The difference between prayer and meditation is often defined as such: Prayer is talking to God (Higher Power, Spirit, The Divine), and meditation is listening.  For many, prayer is simple and straightforward, while meditation may prove a little more challenging. Both are an essential part of working a spiritual program.

Today’s guest post, curated from the blog at True Recovery, provides a summary of four healing benefits meditation provides. Those benefits are crucial for people in recovery! You may read the original article here.


In gratitude, harmony, and support,



Meditation and Healing for Those in Recovery



Does meditation benefit those in recovery and trying to achieve sobriety? Science says yes, and so do we.

To put it lightly, achieving sobriety is no easy feat. It requires not only changing several aspects of our lives, but also trying new things that might make us uncomfortable. Meditation, for a lot of us, qualifies as trying something new that might not exactly be comfortable at first.

Despite this, science (and our own experience) has shown that meditation can go a long way in helping us in recovery. Here we break down the top four benefits of meditation in sobriety.



Anxiety is often one of the most difficult parts of early sobriety to face. It often is prevalent both as a result of undergoing drastic change, plus often as a chemical result from withdrawal.

One 2013 study found that meditation successfully reduced anxiety among volunteers in the study.



Stress is another extremely common culprit in sobriety. Drugs and alcohol were typically our only stress-relieving mechanism prior to sobriety, and we are left with that stress after we get sober.

Fortunately, a 2014 study demonstrated that meditation resulted in moderate reductions in psychological stress in those monitored for the study.

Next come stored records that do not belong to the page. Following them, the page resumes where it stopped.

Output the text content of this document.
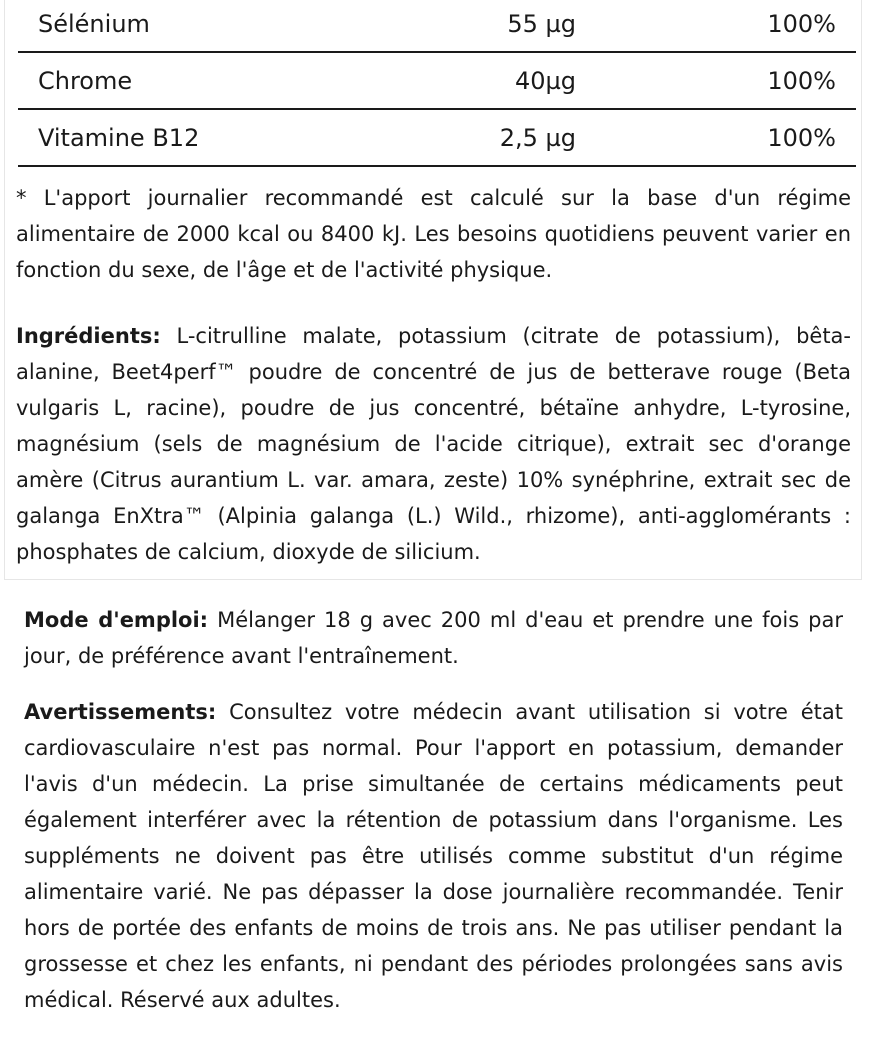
Sélénium	55 µg	100%
Chrome	40µg	100%
Vitamine B12	2,5 µg	100%

* L'apport journalier recommandé est calculé sur la base d'un régime alimentaire de 2000 kcal ou 8400 kJ. Les besoins quotidiens peuvent varier en fonction du sexe, de l'âge et de l'activité physique.

Ingrédients: L-citrulline malate, potassium (citrate de potassium), bêta-alanine, Beet4perf™ poudre de concentré de jus de betterave rouge (Beta vulgaris L, racine), poudre de jus concentré, bétaïne anhydre, L-tyrosine, magnésium (sels de magnésium de l'acide citrique), extrait sec d'orange amère (Citrus aurantium L. var. amara, zeste) 10% synéphrine, extrait sec de galanga EnXtra™ (Alpinia galanga (L.) Wild., rhizome), anti-agglomérants : phosphates de calcium, dioxyde de silicium.

Mode d'emploi: Mélanger 18 g avec 200 ml d'eau et prendre une fois par jour, de préférence avant l'entraînement.

Avertissements: Consultez votre médecin avant utilisation si votre état cardiovasculaire n'est pas normal. Pour l'apport en potassium, demander l'avis d'un médecin. La prise simultanée de certains médicaments peut également interférer avec la rétention de potassium dans l'organisme. Les suppléments ne doivent pas être utilisés comme substitut d'un régime alimentaire varié. Ne pas dépasser la dose journalière recommandée. Tenir hors de portée des enfants de moins de trois ans. Ne pas utiliser pendant la grossesse et chez les enfants, ni pendant des périodes prolongées sans avis médical. Réservé aux adultes.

The most difficult part of early sobriety is almost always the cravings that come to drink or use. One 2008 study specifically set out to see if meditation could help in cravings in those with alcoholism.

The results largely indicated that meditation techniques allowed the participants in the study to redirect their craving to different, healthy thoughts, thus ending the craving.

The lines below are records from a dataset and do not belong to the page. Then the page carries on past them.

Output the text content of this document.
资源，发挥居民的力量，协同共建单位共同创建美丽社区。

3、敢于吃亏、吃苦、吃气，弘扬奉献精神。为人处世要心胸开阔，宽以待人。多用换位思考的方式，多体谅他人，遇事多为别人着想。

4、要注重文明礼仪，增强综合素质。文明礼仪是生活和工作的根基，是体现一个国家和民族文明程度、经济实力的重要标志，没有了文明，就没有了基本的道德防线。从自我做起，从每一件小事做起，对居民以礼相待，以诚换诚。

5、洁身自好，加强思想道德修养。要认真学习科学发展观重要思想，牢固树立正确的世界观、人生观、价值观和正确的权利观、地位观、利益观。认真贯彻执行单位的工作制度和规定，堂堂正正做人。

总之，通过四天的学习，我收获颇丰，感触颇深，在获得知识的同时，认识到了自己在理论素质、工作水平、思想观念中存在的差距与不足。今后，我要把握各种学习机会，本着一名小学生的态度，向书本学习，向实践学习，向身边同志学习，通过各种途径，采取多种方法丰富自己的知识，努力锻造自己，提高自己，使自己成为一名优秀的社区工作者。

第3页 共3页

Daily reflection is a key component of all Twelve Step programs, and is a great tool in recovery. Taking time out of each day to reflect on our progress, what occurred throughout the day, and what our goals are for the next day is greatly beneficial.

Meditation makes this process all the more easy and focused.

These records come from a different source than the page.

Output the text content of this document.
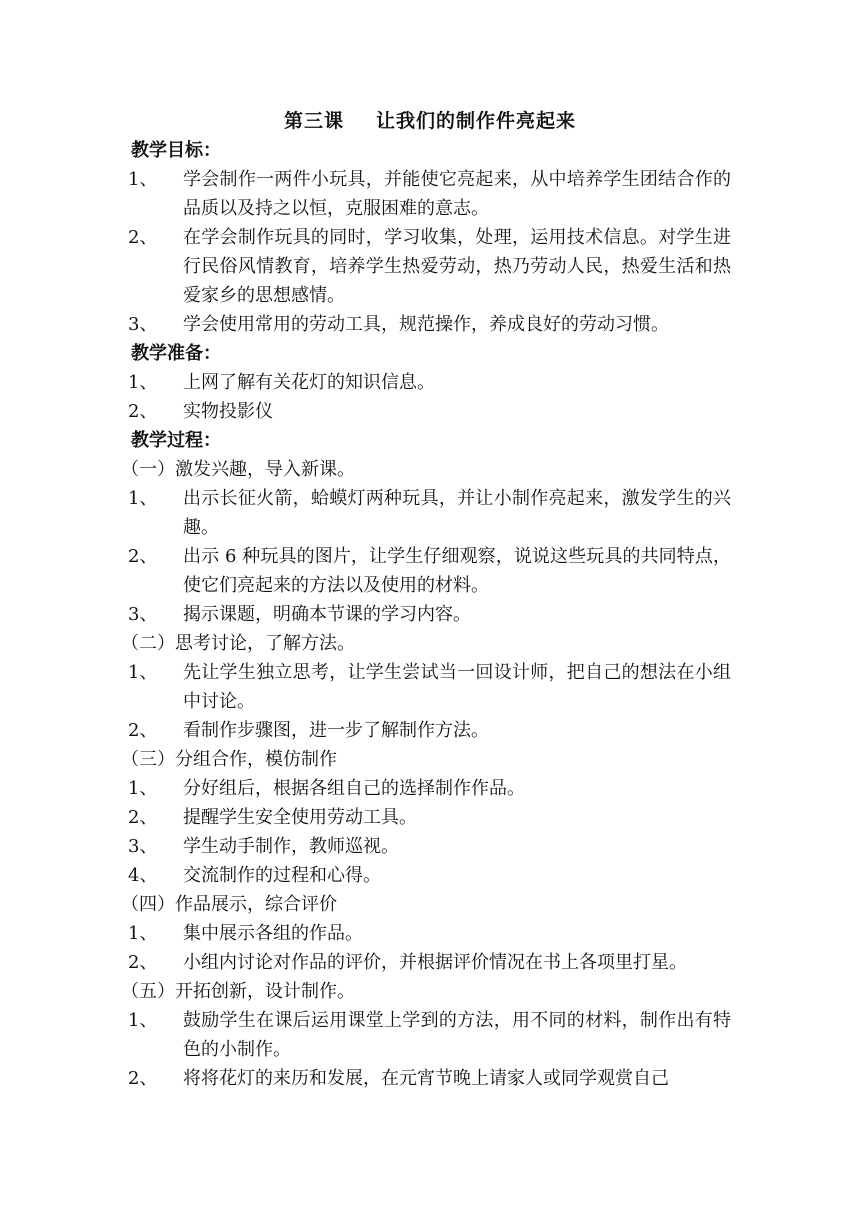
第三课 让我们的制作件亮起来
教学目标：
1、	学会制作一两件小玩具，并能使它亮起来，从中培养学生团结合作的品质以及持之以恒，克服困难的意志。
2、	在学会制作玩具的同时，学习收集，处理，运用技术信息。对学生进行民俗风情教育，培养学生热爱劳动，热乃劳动人民，热爱生活和热爱家乡的思想感情。
3、	学会使用常用的劳动工具，规范操作，养成良好的劳动习惯。
教学准备：
1、	上网了解有关花灯的知识信息。
2、	实物投影仪
教学过程：
（一）激发兴趣，导入新课。
1、	出示长征火箭，蛤蟆灯两种玩具，并让小制作亮起来，激发学生的兴趣。
2、	出示 6 种玩具的图片，让学生仔细观察，说说这些玩具的共同特点，使它们亮起来的方法以及使用的材料。
3、	揭示课题，明确本节课的学习内容。
（二）思考讨论，了解方法。
1、	先让学生独立思考，让学生尝试当一回设计师，把自己的想法在小组中讨论。
2、	看制作步骤图，进一步了解制作方法。
（三）分组合作，模仿制作
1、	分好组后，根据各组自己的选择制作作品。
2、	提醒学生安全使用劳动工具。
3、	学生动手制作，教师巡视。
4、	交流制作的过程和心得。
（四）作品展示，综合评价
1、	集中展示各组的作品。
2、	小组内讨论对作品的评价，并根据评价情况在书上各项里打星。
（五）开拓创新，设计制作。
1、	鼓励学生在课后运用课堂上学到的方法，用不同的材料，制作出有特色的小制作。
2、	将将花灯的来历和发展，在元宵节晚上请家人或同学观赏自己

How Important Is Meditation in Sobriety?

3 thoughts on “How Important Is Meditation in Sobriety?

  • September 28, 2018 at 7:53 am

    I’ve been slacking a little on my daily meditation… this article is a great reminder!

  • September 29, 2018 at 10:32 am

    Working on the meditation process. Slowly but surely it gets better.

    • September 29, 2018 at 12:34 pm

      Me too – I think that by “working on it” we are in fact meditating! For me, as long as I set the time aside and sit there, I feel accomplished AND feel the benefits over time… Even if some of the sessions are a blur of thoughts and I keep forgetting to just breathe. Good thing our breathing is mechanical because if it relied on me focusing on it…. well I’d be dead.